Important: If your state runs its own Marketplace, visit your state’s website to apply for a Special Enrollment Period. It may handle SEPs for American Indians and Alaska Natives differently.
- What American Indian and Alaska Native income do I include on my application?
The Marketplace application asks you to provide income information that’s reportable on your federal income tax return. In general, you won’t report American Indian or Alaska Native (AI/AN) income that the IRS exempts from tax (income from treaty fishing rights, for example).
- The Marketplace application will ask you to report income from various sources and will determine your eligibility for Marketplace insurance plans, Medicaid, and the Children’s Health Insurance Program (CHIP).
- Most AI/AN trust income and resources aren’t counted when determining eligibility for these programs. But per capita income derived from gaming is taxable and therefore counted for these programs.
- How can I change plans?
American Indians and Alaska Natives (AI/AN) qualify for special monthly Marketplace enrollment periods. Your Marketplace eligibility results will explain that you can change your plan any month of the year. You can also change plans during the annual Open Enrollment period.

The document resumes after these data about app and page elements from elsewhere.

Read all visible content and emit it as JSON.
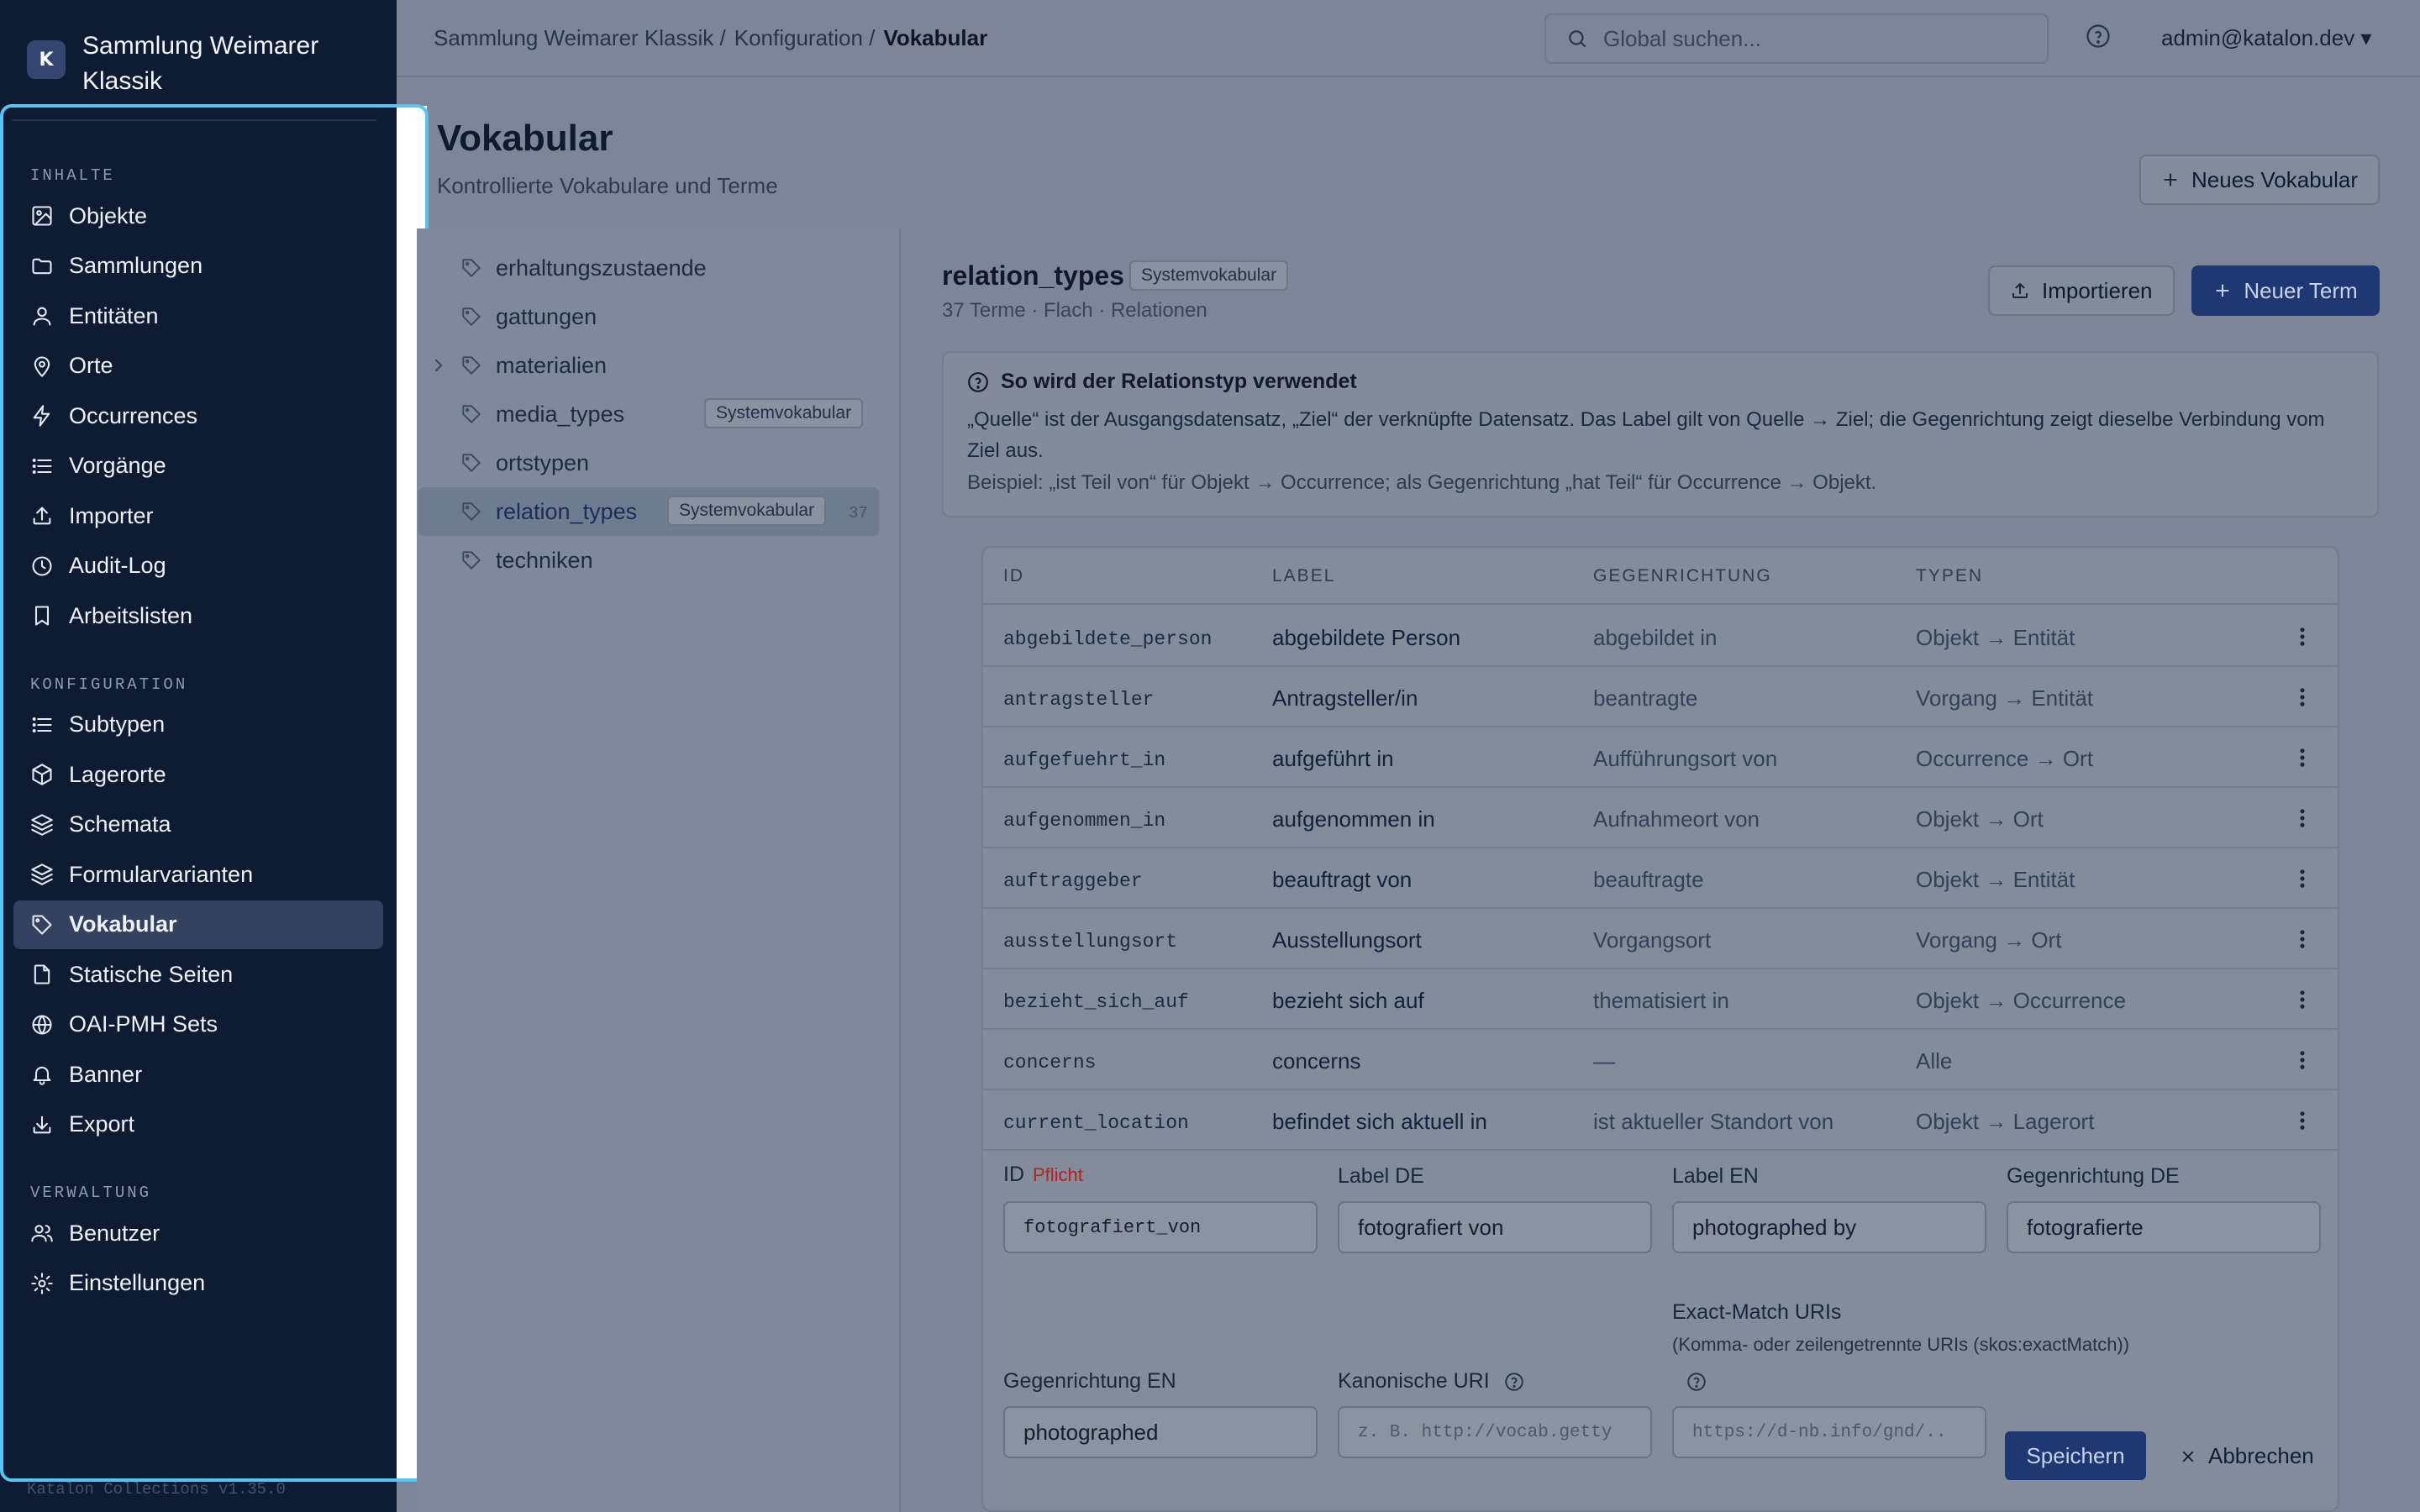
{
  "app": {
    "logo_letter": "K",
    "name": "Sammlung Weimarer Klassik",
    "version": "Katalon Collections v1.35.0"
  },
  "sidebar": {
    "sections": [
      {
        "label": "INHALTE",
        "items": [
          {
            "label": "Objekte",
            "icon": "image-icon"
          },
          {
            "label": "Sammlungen",
            "icon": "folder-icon"
          },
          {
            "label": "Entitäten",
            "icon": "user-icon"
          },
          {
            "label": "Orte",
            "icon": "map-pin-icon"
          },
          {
            "label": "Occurrences",
            "icon": "lightning-icon"
          },
          {
            "label": "Vorgänge",
            "icon": "list-icon"
          },
          {
            "label": "Importer",
            "icon": "upload-icon"
          },
          {
            "label": "Audit-Log",
            "icon": "clock-icon"
          },
          {
            "label": "Arbeitslisten",
            "icon": "bookmark-icon"
          }
        ]
      },
      {
        "label": "KONFIGURATION",
        "items": [
          {
            "label": "Subtypen",
            "icon": "list-icon"
          },
          {
            "label": "Lagerorte",
            "icon": "box-icon"
          },
          {
            "label": "Schemata",
            "icon": "layers-icon"
          },
          {
            "label": "Formularvarianten",
            "icon": "layers-icon"
          },
          {
            "label": "Vokabular",
            "icon": "tag-icon",
            "active": true
          },
          {
            "label": "Statische Seiten",
            "icon": "file-icon"
          },
          {
            "label": "OAI-PMH Sets",
            "icon": "globe-icon"
          },
          {
            "label": "Banner",
            "icon": "bell-icon"
          },
          {
            "label": "Export",
            "icon": "download-icon"
          }
        ]
      },
      {
        "label": "VERWALTUNG",
        "items": [
          {
            "label": "Benutzer",
            "icon": "users-icon"
          },
          {
            "label": "Einstellungen",
            "icon": "gear-icon"
          }
        ]
      }
    ]
  },
  "topbar": {
    "breadcrumb": [
      "Sammlung Weimarer Klassik /",
      "Konfiguration /",
      "Vokabular"
    ],
    "search_placeholder": "Global suchen...",
    "user": "admin@katalon.dev ▾"
  },
  "page": {
    "title": "Vokabular",
    "subtitle": "Kontrollierte Vokabulare und Terme",
    "new_vocab_button": "Neues Vokabular"
  },
  "vocab_list": [
    {
      "name": "erhaltungszustaende"
    },
    {
      "name": "gattungen"
    },
    {
      "name": "materialien",
      "expandable": true
    },
    {
      "name": "media_types",
      "badge": "Systemvokabular"
    },
    {
      "name": "ortstypen"
    },
    {
      "name": "relation_types",
      "badge": "Systemvokabular",
      "count": "37",
      "active": true
    },
    {
      "name": "techniken"
    }
  ],
  "detail": {
    "title": "relation_types",
    "badge": "Systemvokabular",
    "meta": "37 Terme · Flach · Relationen",
    "import_button": "Importieren",
    "new_term_button": "Neuer Term",
    "info": {
      "heading": "So wird der Relationstyp verwendet",
      "text": "„Quelle“ ist der Ausgangsdatensatz, „Ziel“ der verknüpfte Datensatz. Das Label gilt von Quelle → Ziel; die Gegenrichtung zeigt dieselbe Verbindung vom Ziel aus.",
      "example": "Beispiel: „ist Teil von“ für Objekt → Occurrence; als Gegenrichtung „hat Teil“ für Occurrence → Objekt."
    }
  },
  "table": {
    "headers": [
      "ID",
      "LABEL",
      "GEGENRICHTUNG",
      "TYPEN"
    ],
    "rows": [
      [
        "abgebildete_person",
        "abgebildete Person",
        "abgebildet in",
        "Objekt → Entität"
      ],
      [
        "antragsteller",
        "Antragsteller/in",
        "beantragte",
        "Vorgang → Entität"
      ],
      [
        "aufgefuehrt_in",
        "aufgeführt in",
        "Aufführungsort von",
        "Occurrence → Ort"
      ],
      [
        "aufgenommen_in",
        "aufgenommen in",
        "Aufnahmeort von",
        "Objekt → Ort"
      ],
      [
        "auftraggeber",
        "beauftragt von",
        "beauftragte",
        "Objekt → Entität"
      ],
      [
        "ausstellungsort",
        "Ausstellungsort",
        "Vorgangsort",
        "Vorgang → Ort"
      ],
      [
        "bezieht_sich_auf",
        "bezieht sich auf",
        "thematisiert in",
        "Objekt → Occurrence"
      ],
      [
        "concerns",
        "concerns",
        "—",
        "Alle"
      ],
      [
        "current_location",
        "befindet sich aktuell in",
        "ist aktueller Standort von",
        "Objekt → Lagerort"
      ]
    ]
  },
  "form": {
    "id_label": "ID",
    "required": "Pflicht",
    "id_value": "fotografiert_von",
    "label_de": "Label DE",
    "label_de_value": "fotografiert von",
    "label_en": "Label EN",
    "label_en_value": "photographed by",
    "inverse_de": "Gegenrichtung DE",
    "inverse_de_value": "fotografierte",
    "exact_match_label": "Exact-Match URIs",
    "exact_match_hint": "(Komma- oder zeilengetrennte URIs (skos:exactMatch))",
    "inverse_en": "Gegenrichtung EN",
    "inverse_en_value": "photographed",
    "canonical_uri": "Kanonische URI",
    "canonical_placeholder": "z. B. http://vocab.getty",
    "exact_match_placeholder": "https://d-nb.info/gnd/..",
    "save": "Speichern",
    "cancel": "Abbrechen"
  },
  "colors": {
    "sidebar_bg": "#0f1b33",
    "primary": "#1f3772",
    "focus_ring": "#58c3f0",
    "required": "#b5231f"
  }
}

- To change plans during Open Enrollment: Log into your Marketplace account. Select “My Plans and Programs.” Select the red “End/Terminate All Coverage” button. Select “Eligibility & Appeals.” Select the green “Continue to Enrollment” button. You can then shop for plans and enroll in the one you choose.
- To change plans outside Open Enrollment: Log into your Marketplace account and select the “Report a Life Change” button. Select “status as an American Indian/Alaska Native or tribal status.” The application will show you how to continue to shop and enroll in a new plan.
Note: When you change plans during a special monthly period, you could wind up with a gap in your coverage if you enroll after the 15th day of the month. For example, if you change plans after May 15 your current coverage will end on May 31. But your new coverage won’t take effect until July 1. Check with your current plan and the plan you want to enroll in to learn how to avoid a coverage gap. You may find that enrolling before the 15th of the month is the best way to avoid a gap.